Flashback alludes to Julião Sarmento’s (Lisbon, 1948) most recent work -included in this exhibition- as well as the general concept that structures this collection. It is not a retrospective, but a tour of the artist's work over twenty-five years (1974-1999) which is arranged as a loop on the margins of a strict chronological arrangement. Flashback (1999) is a fragmentary biography, during the eighty slides that it is composed of dates and locations without a specific narrative logic and mixed together.
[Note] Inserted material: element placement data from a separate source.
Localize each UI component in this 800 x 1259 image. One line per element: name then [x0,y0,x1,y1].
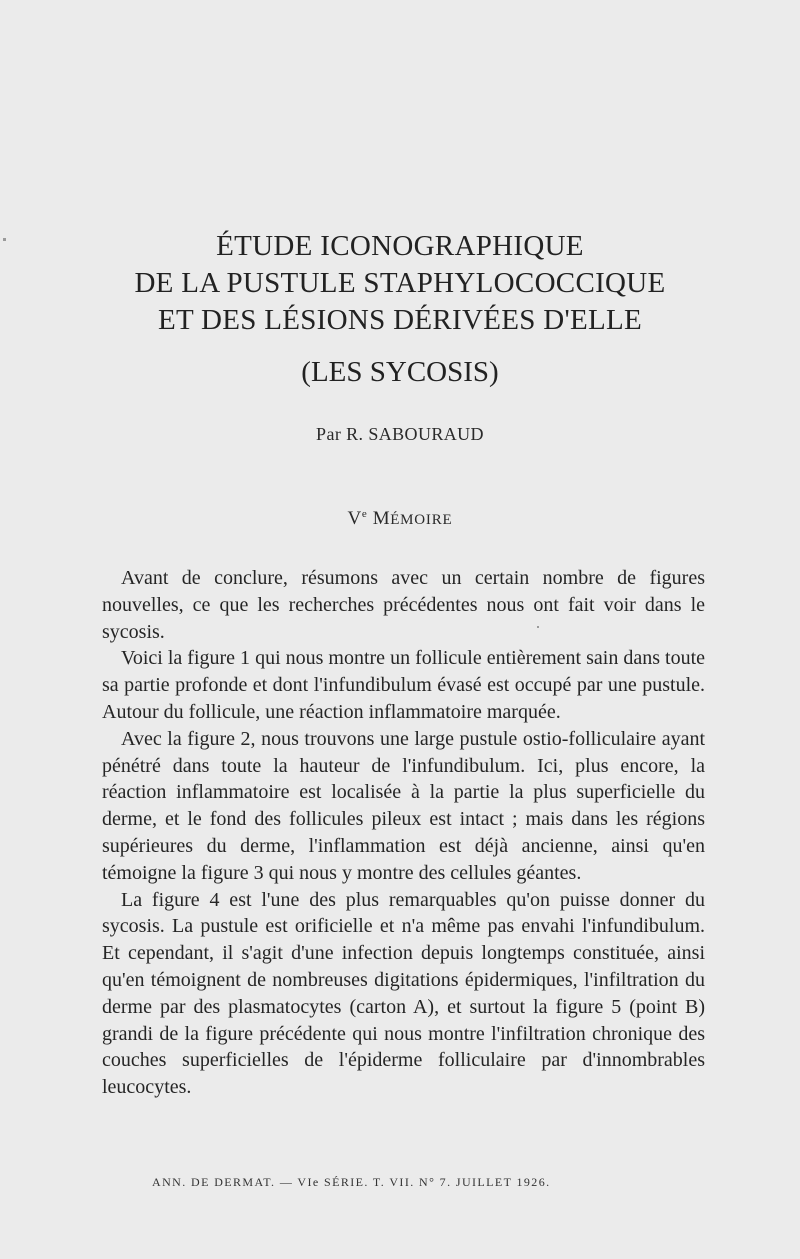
scan-mark [3,238,6,241]
memoire-superscript: e [361,508,368,520]
memoire-rest: ÉMOIRE [390,512,453,528]
paragraph: La figure 4 est l'une des plus remarquables qu'on puisse donner du sycosis. La pustule est orificielle et n'a même pas envahi l'infundibulum. Et cependant, il s'agit d'une infection depuis longtemps constituée, ainsi qu'en témoignent de nombreuses digitations épidermiques, l'infiltration du derme par des plasmatocytes (carton A), et surtout la figure 5 (point B) grandi de la figure précédente qui nous montre l'infiltration chronique des couches superficielles de l'épiderme folliculaire par d'innombrables leucocytes. [102,888,705,1099]
scan-mark [537,626,539,628]
memoire-heading [0,502,800,532]
paragraph: Voici la figure 1 qui nous montre un follicule entièrement sain dans toute sa partie profonde et dont l'infundibulum évasé est occupé par une pustule. Autour du follicule, une réaction inflammatoire marquée. [102,647,705,723]
memoire-numeral: V [347,508,362,529]
memoire-first-letter: M [372,508,391,529]
article-subtitle: (LES SYCOSIS) [301,356,499,388]
title-line-3: ET DES LÉSIONS DÉRIVÉES D'ELLE [157,304,643,336]
paragraph: Avec la figure 2, nous trouvons une large pustule ostio-folliculaire ayant pénétré dans toute la hauteur de l'infundibulum. Ici, plus encore, la réaction inflammatoire est localisée à la partie la plus superficielle du derme, et le fond des follicules pileux est intact ; mais dans les régions supérieures du derme, l'inflammation est déjà ancienne, ainsi qu'en témoigne la figure 3 qui nous y montre des cellules géantes. [102,727,705,884]
journal-footer: ANN. DE DERMAT. — VIe SÉRIE. T. VII. N° 7. JUILLET 1926. [152,1175,551,1189]
title-line-2: DE LA PUSTULE STAPHYLOCOCCIQUE [134,267,666,299]
paragraph: Avant de conclure, résumons avec un certain nombre de figures nouvelles, ce que les recherches précédentes nous ont fait voir dans le sycosis. [102,567,705,643]
article-title [0,228,800,339]
body-text [102,565,705,1101]
title-line-1: ÉTUDE ICONOGRAPHIQUE [216,230,584,262]
author-line: Par R. SABOURAUD [316,424,484,444]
The photographs are from Sarmento’s personal archive, and are accompanied by a soundtrack composed by musician Arto Lindsay.
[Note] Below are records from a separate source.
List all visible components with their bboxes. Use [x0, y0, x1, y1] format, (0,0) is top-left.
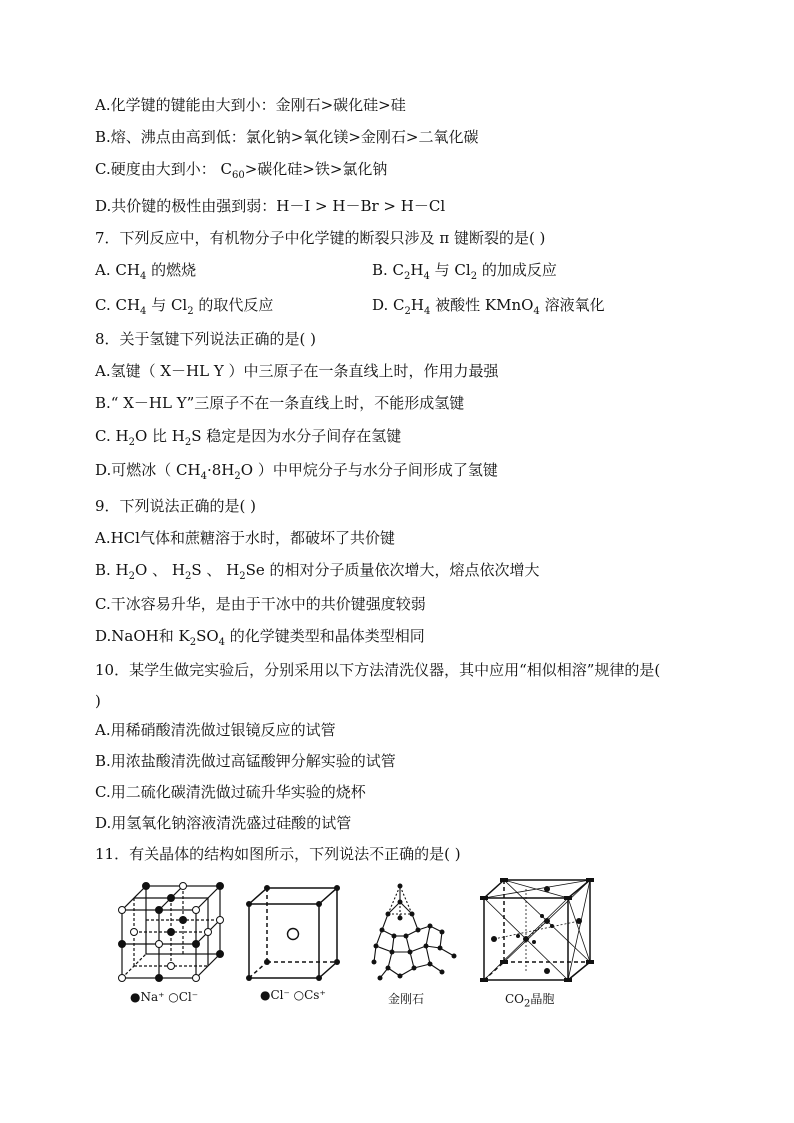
- q7-b-post: 的加成反应: [477, 261, 557, 279]
- q7-c-sub2: 2: [187, 306, 194, 317]
- q7-b-mid2: 与 Cl: [429, 261, 471, 279]
- q6-c-pre: C.硬度由大到小：: [95, 160, 216, 178]
- q9-option-d: [95, 626, 425, 646]
- cscl-cell-figure: [243, 884, 343, 984]
- q7-d-mid: H: [410, 296, 424, 314]
- diamond-caption: 金刚石: [388, 992, 425, 1006]
- q11-stem: 11．有关晶体的结构如图所示，下列说法不正确的是( ): [95, 845, 461, 863]
- q8-option-b: B.“ X－HL Y”三原子不在一条直线上时，不能形成氢键: [95, 394, 465, 412]
- q8-d-sub2: 2: [234, 471, 241, 482]
- q7-c-post: 的取代反应: [193, 296, 274, 314]
- q6-option-d: [95, 196, 445, 216]
- q10-option-c: C.用二硫化碳清洗做过硫升华实验的烧杯: [95, 783, 366, 801]
- q9-option-c: C.干冰容易升华，是由于干冰中的共价键强度较弱: [95, 595, 426, 613]
- nacl-lattice-figure: [112, 880, 227, 990]
- q9-b-s3: 2: [239, 571, 246, 582]
- q7-b-pre: B. C: [372, 261, 405, 279]
- q10-option-a: A.用稀硝酸清洗做过银镜反应的试管: [95, 721, 336, 739]
- q10-option-b: B.用浓盐酸清洗做过高锰酸钾分解实验的试管: [95, 752, 396, 770]
- q6-option-c: [95, 159, 387, 179]
- q7-d-sub3: 4: [533, 306, 540, 317]
- q8-c-sub2: 2: [184, 437, 192, 448]
- q7-b-sub1: 2: [404, 271, 411, 282]
- q8-c-pre: C. H: [95, 427, 129, 445]
- q6-c-post: >碳化硅>铁>氯化钠: [244, 160, 388, 178]
- q7-a-pre: A. CH: [95, 261, 140, 279]
- q7-d-sub2: 4: [423, 306, 431, 317]
- q9-d-post: 的化学键类型和晶体类型相同: [225, 627, 425, 645]
- q6-c-sub: 60: [231, 170, 245, 181]
- q9-option-b: [95, 560, 540, 580]
- q8-option-c: [95, 426, 401, 446]
- q7-b-sub3: 2: [470, 271, 478, 282]
- cscl-legend: ●Cl⁻ ○Cs⁺: [260, 988, 326, 1002]
- q7-option-a: [95, 260, 196, 280]
- q9-d-pre: D.NaOH和 K: [95, 627, 190, 645]
- co2-caption: [505, 990, 555, 1010]
- q7-d-sub1: 2: [404, 306, 411, 317]
- q8-c-mid: O 比 H: [134, 427, 185, 445]
- q10-stem: 10．某学生做完实验后，分别采用以下方法清洗仪器，其中应用“相似相溶”规律的是(: [95, 661, 661, 679]
- q8-stem: 8．关于氢键下列说法正确的是( ): [95, 330, 317, 348]
- q9-b-s1: 2: [128, 571, 136, 582]
- q7-b-sub2: 4: [423, 271, 430, 282]
- q9-b-pre: B. H: [95, 561, 129, 579]
- q6-option-a: A.化学键的键能由大到小：金刚石>碳化硅>硅: [95, 96, 406, 114]
- q7-a-post: 的燃烧: [146, 261, 197, 279]
- q9-b-m1: O 、 H: [135, 561, 185, 579]
- q9-b-m2: S 、 H: [191, 561, 240, 579]
- q6-c-c: C: [220, 160, 232, 178]
- q9-d-m1: SO: [196, 627, 219, 645]
- nacl-legend: ●Na⁺ ○Cl⁻: [130, 990, 199, 1004]
- q7-d-post: 溶液氧化: [539, 296, 605, 314]
- q6-option-b: B.熔、沸点由高到低：氯化钠>氧化镁>金刚石>二氧化碳: [95, 128, 479, 146]
- q7-c-sub1: 4: [140, 306, 147, 317]
- q10-stem-cont: ): [95, 692, 101, 710]
- q9-b-s2: 2: [184, 571, 192, 582]
- q8-d-sub1: 4: [200, 471, 207, 482]
- q7-a-sub: 4: [139, 271, 147, 282]
- q8-option-a: A.氢键（ X－HL Y ）中三原子在一条直线上时，作用力最强: [95, 362, 499, 380]
- q7-option-d: [372, 295, 605, 315]
- q6-d-formula: H－I > H－Br > H－Cl: [276, 197, 446, 215]
- q8-d-post: O ）中甲烷分子与水分子间形成了氢键: [240, 461, 498, 479]
- diamond-structure-figure: [370, 880, 465, 985]
- co2-caption-post: 晶胞: [530, 992, 555, 1006]
- q9-d-s1: 2: [189, 637, 197, 648]
- q8-c-post: S 稳定是因为水分子间存在氢键: [191, 427, 402, 445]
- q9-d-s2: 4: [218, 637, 226, 648]
- q10-option-d: D.用氢氧化钠溶液清洗盛过硅酸的试管: [95, 814, 352, 832]
- q7-d-mid2: 被酸性 KMnO: [430, 296, 534, 314]
- co2-caption-sub: 2: [524, 998, 531, 1010]
- q9-option-a: A.HCl气体和蔗糖溶于水时，都破坏了共价键: [95, 529, 395, 547]
- q7-c-pre: C. CH: [95, 296, 141, 314]
- q9-b-post: Se 的相对分子质量依次增大，熔点依次增大: [245, 561, 540, 579]
- q7-option-c: [95, 295, 273, 315]
- q8-c-sub1: 2: [128, 437, 135, 448]
- q7-option-b: [372, 260, 557, 280]
- co2-caption-pre: CO: [505, 992, 525, 1006]
- q9-stem: 9．下列说法正确的是( ): [95, 497, 257, 515]
- q7-d-pre: D. C: [372, 296, 405, 314]
- q8-d-pre: D.可燃冰（ CH: [95, 461, 201, 479]
- q8-option-d: [95, 460, 498, 480]
- co2-cell-figure: [478, 876, 596, 984]
- q7-c-mid: 与 Cl: [146, 296, 188, 314]
- q7-stem: 7．下列反应中，有机物分子中化学键的断裂只涉及 π 键断裂的是( ): [95, 229, 546, 247]
- q6-d-pre: D.共价键的极性由强到弱：: [95, 197, 277, 215]
- q7-b-mid: H: [410, 261, 424, 279]
- q8-d-mid: ·8H: [206, 461, 235, 479]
This unsystematic exhibition model -in which certain shapes and gestures appear on a recurring basis throughout the images, such as leitmotiv- extends to the rest of the exhibition. In this way the more than one hundred and twenty pieces which it is composed of -photographs, works on paper and canvas, sculptures and Super 8 films- are organised from the so-called "white paintings". As noted by James Lingwood, curator of the exhibition, "the halls of the white paintings from the 90s are illuminated by flashbacks of minor constellations of works, or individual works from the mid-70s, mid-80s and late 80s".
The purpose is to show the process and bring out the basis on which Sarmento’s work is established, so that the exhibition as a whole is a narrative that is not resolved. The trajectory is generated by the constant references to his own work, as the artist confirmed in an interview with the museum curator and art critic Germano Celant "What I do today is part of what I did yesterday ... and what I did twenty five years ago and of what I will do tomorrow."
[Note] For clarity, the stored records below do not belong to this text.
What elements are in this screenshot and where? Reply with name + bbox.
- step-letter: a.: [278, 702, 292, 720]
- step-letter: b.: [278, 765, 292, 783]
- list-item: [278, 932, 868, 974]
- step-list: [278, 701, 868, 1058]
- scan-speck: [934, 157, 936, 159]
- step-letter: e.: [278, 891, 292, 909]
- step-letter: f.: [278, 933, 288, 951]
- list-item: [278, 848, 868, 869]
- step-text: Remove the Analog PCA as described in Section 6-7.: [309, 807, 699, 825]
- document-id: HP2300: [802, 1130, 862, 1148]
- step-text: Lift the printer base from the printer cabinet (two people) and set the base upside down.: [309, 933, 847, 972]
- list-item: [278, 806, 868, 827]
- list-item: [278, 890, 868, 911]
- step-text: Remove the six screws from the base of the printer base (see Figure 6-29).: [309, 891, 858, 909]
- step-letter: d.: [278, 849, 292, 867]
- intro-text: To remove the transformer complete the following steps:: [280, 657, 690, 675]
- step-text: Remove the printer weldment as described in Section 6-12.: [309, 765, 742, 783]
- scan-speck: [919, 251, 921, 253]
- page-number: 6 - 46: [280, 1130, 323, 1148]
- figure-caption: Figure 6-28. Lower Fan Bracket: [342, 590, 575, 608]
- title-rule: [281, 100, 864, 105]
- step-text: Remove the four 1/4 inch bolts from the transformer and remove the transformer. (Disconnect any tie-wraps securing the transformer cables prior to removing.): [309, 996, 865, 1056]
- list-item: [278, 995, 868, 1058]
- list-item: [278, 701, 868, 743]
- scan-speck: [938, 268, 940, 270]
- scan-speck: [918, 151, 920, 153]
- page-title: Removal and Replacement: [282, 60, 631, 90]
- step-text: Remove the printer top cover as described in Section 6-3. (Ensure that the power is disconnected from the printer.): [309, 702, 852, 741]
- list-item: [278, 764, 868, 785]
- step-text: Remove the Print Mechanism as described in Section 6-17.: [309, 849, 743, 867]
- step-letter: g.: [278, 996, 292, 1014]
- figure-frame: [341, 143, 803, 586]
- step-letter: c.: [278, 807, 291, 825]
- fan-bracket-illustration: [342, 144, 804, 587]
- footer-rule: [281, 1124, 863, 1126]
On the other hand, the use of loop is evidence that the simultaneity between the past and present keeps the notion of desire active -and that of not completion- in his work. Actions do not conclude, as with a woman’s steps when walking, seen from behind in the film Untitled (1999). The imaginary is made from women in danger by hands that grab or strike at their necks in Mehr Licht (1985) and The House With The upstairs in it (19) (1997); that hold her or push her from the back in Being Forced Into something else (1991) or which put a rope around her neck. In other occasions, they chase her in a dark night as in the Quatre mouvements de la peur (1978) or they suck, bite or inflict pain, like in Touching and Bruising (1995-1996).
In the words of art critic Adrian Searle, Sarmento's work "is not about emotions but of actions." He does not resort to identifiable faces endowed with exaggerated, theatrical expressions, but stages "supremely understated sexual tension, the tension on the surface of and between things."